Les techniques d’identification biométrique nous confrontent non pas à une généralisation des contrôles policiers à l’ensemble de la société, mais à un couplage de plus en plus précis, et de plus en plus automatisé, entre les deux technologies anatomo- et biopolitiques : l’intensification du contrôle très individualisant des personnes est mise au service d’impératifs de gestion de flux, ce qui se traduit par une requalification purement fonctionnelle de l’identité individuelle. La biométrie n’identifie les individus qu’à l’intérieur de son propre système de référence : celui des données numérisées dans des puces électroniques et/ou dans des bases de données. Ces techniques n’ont d’intérêt qu’à partir du moment où la priorité est d’identifier les individus qui se branchent sur des flux (de passagers, d’informations, etc). L’identité individuelle est alors requalifiée de façon à ce que les deux technologies politiques s’articulent l’une à l’autre : l’automatisation des procédures de l’identification doit rendre compatibles deux exigences initialement incompatibles, l’intensification du contrôle des individus et la fluidification des circulations de toutes sortes. C’est bien de gouvernementalité au sens de Foucault qu’il est question.

Xavier Guchet


[1Piazza P., Histoire de la carte nationale d’identité, Paris, Odile Jacob, 2004

[2Alphonse Bertillon fonde en 1870 le premier laboratoire de police scientifique et contribue à développer l’anthropométrie judiciaire (appelée le système Bertillon) : il découvrit qu’en prenant quatorze mensurations (taille, pieds, main, nez, oreilles, etc.) sur n’importe quel individu, il n’y avait qu’une seule chance sur deux cent quatre-vingt-six millions pour qu’on retrouve les mêmes chez une autre personne (Ndr).
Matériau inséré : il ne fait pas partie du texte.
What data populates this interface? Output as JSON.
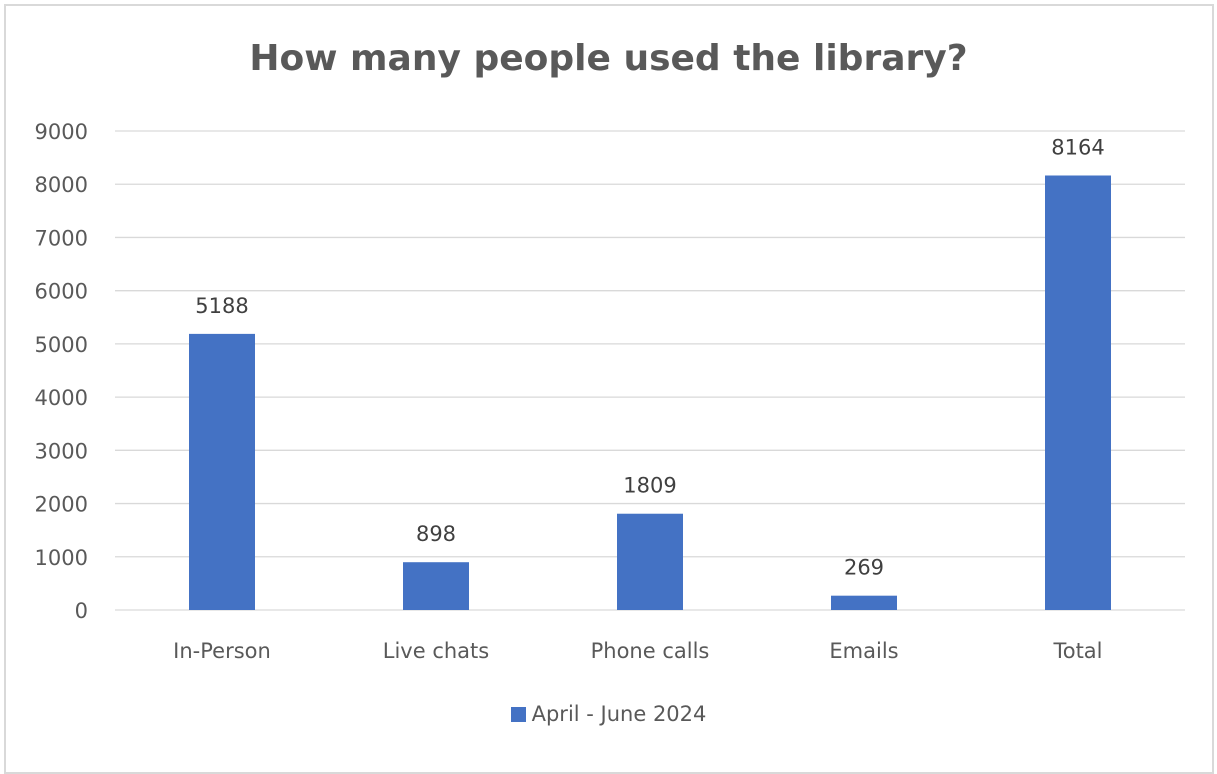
{
  "chart_data": {
    "type": "bar",
    "title": "How many people used the library?",
    "categories": [
      "In-Person",
      "Live chats",
      "Phone calls",
      "Emails",
      "Total"
    ],
    "series": [
      {
        "name": "April - June 2024",
        "values": [
          5188,
          898,
          1809,
          269,
          8164
        ],
        "color": "#4472c4"
      }
    ],
    "data_labels": [
      "5188",
      "898",
      "1809",
      "269",
      "8164"
    ],
    "yticks": [
      "0",
      "1000",
      "2000",
      "3000",
      "4000",
      "5000",
      "6000",
      "7000",
      "8000",
      "9000"
    ],
    "ylim": [
      0,
      9000
    ],
    "xlabel": "",
    "ylabel": "",
    "grid": true,
    "legend_position": "bottom"
  }
}
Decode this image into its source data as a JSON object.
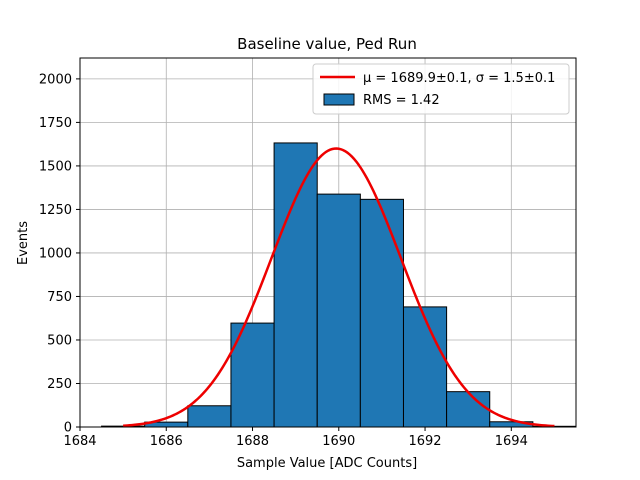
{
  "chart_data": {
    "type": "bar",
    "title": "Baseline value, Ped Run",
    "xlabel": "Sample Value [ADC Counts]",
    "ylabel": "Events",
    "xlim": [
      1684,
      1695.5
    ],
    "ylim": [
      0,
      2120
    ],
    "x_ticks": [
      1684,
      1686,
      1688,
      1690,
      1692,
      1694
    ],
    "y_ticks": [
      0,
      250,
      500,
      750,
      1000,
      1250,
      1500,
      1750,
      2000
    ],
    "grid": true,
    "legend_position": "top-right",
    "bin_width": 1,
    "bins": [
      {
        "left": 1684.5,
        "value": 5
      },
      {
        "left": 1685.5,
        "value": 28
      },
      {
        "left": 1686.5,
        "value": 122
      },
      {
        "left": 1687.5,
        "value": 597
      },
      {
        "left": 1688.5,
        "value": 1632
      },
      {
        "left": 1689.5,
        "value": 1338
      },
      {
        "left": 1690.5,
        "value": 1308
      },
      {
        "left": 1691.5,
        "value": 690
      },
      {
        "left": 1692.5,
        "value": 203
      },
      {
        "left": 1693.5,
        "value": 30
      },
      {
        "left": 1694.5,
        "value": 4
      }
    ],
    "histogram_color": "#1f77b4",
    "fit": {
      "mu": 1689.94,
      "sigma": 1.5,
      "amplitude": 1600,
      "x_range": [
        1685,
        1695
      ],
      "color": "#ee0000"
    },
    "legend": [
      {
        "type": "line",
        "label": "μ = 1689.9±0.1, σ = 1.5±0.1",
        "color": "#ee0000"
      },
      {
        "type": "patch",
        "label": "RMS = 1.42",
        "color": "#1f77b4"
      }
    ]
  }
}
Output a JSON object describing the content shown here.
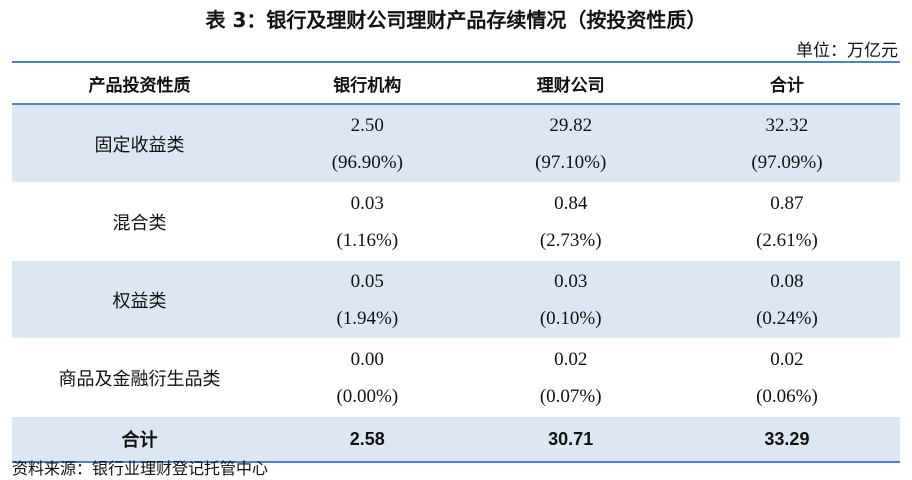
{
  "title": "表 3：银行及理财公司理财产品存续情况（按投资性质）",
  "unit": "单位：万亿元",
  "table": {
    "header": [
      "产品投资性质",
      "银行机构",
      "理财公司",
      "合计"
    ],
    "rows": [
      {
        "label": "固定收益类",
        "cells": [
          {
            "value": "2.50",
            "share": "(96.90%)"
          },
          {
            "value": "29.82",
            "share": "(97.10%)"
          },
          {
            "value": "32.32",
            "share": "(97.09%)"
          }
        ]
      },
      {
        "label": "混合类",
        "cells": [
          {
            "value": "0.03",
            "share": "(1.16%)"
          },
          {
            "value": "0.84",
            "share": "(2.73%)"
          },
          {
            "value": "0.87",
            "share": "(2.61%)"
          }
        ]
      },
      {
        "label": "权益类",
        "cells": [
          {
            "value": "0.05",
            "share": "(1.94%)"
          },
          {
            "value": "0.03",
            "share": "(0.10%)"
          },
          {
            "value": "0.08",
            "share": "(0.24%)"
          }
        ]
      },
      {
        "label": "商品及金融衍生品类",
        "cells": [
          {
            "value": "0.00",
            "share": "(0.00%)"
          },
          {
            "value": "0.02",
            "share": "(0.07%)"
          },
          {
            "value": "0.02",
            "share": "(0.06%)"
          }
        ]
      }
    ],
    "total": {
      "label": "合计",
      "cells": [
        "2.58",
        "30.71",
        "33.29"
      ]
    }
  },
  "source": "资料来源：银行业理财登记托管中心"
}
[3C’est l’étude de l’empreinte des doigts (empreintes digitales) ; Plusieurs méthodes ont été utilisées pour la dactyloscopie à partir des travaux de Galton, mais aujourd’hui, ce sont des logiciels informatiques qui permettent l’étude et la comparaison des dactylogrammes (Ndr).

[4Cf. le débat sur Internet et en régions organisé au printemps 2005 par le Forum des droits sur l’Internet http://www.foruminternet.org/

[5Qui au demeurant s’en tient à une lecture sommaire et tronquée de 1984 : le monde orwellien n’est en effet pas seulement, et n’est peut-être même pas essentiellement un monde caractérisé par un contrôle intensifié des individus jusque dans leur vie intime.

[6En conciliant l’usage des téléphones mobiles avec la gestion des absences et retards, avec la mise en ligne des notes, en temps réel et sans attendre le bulletin trimestriel...

[7Cette observation a été faite au printemps 2004, les choses peuvent avoir changé depuis.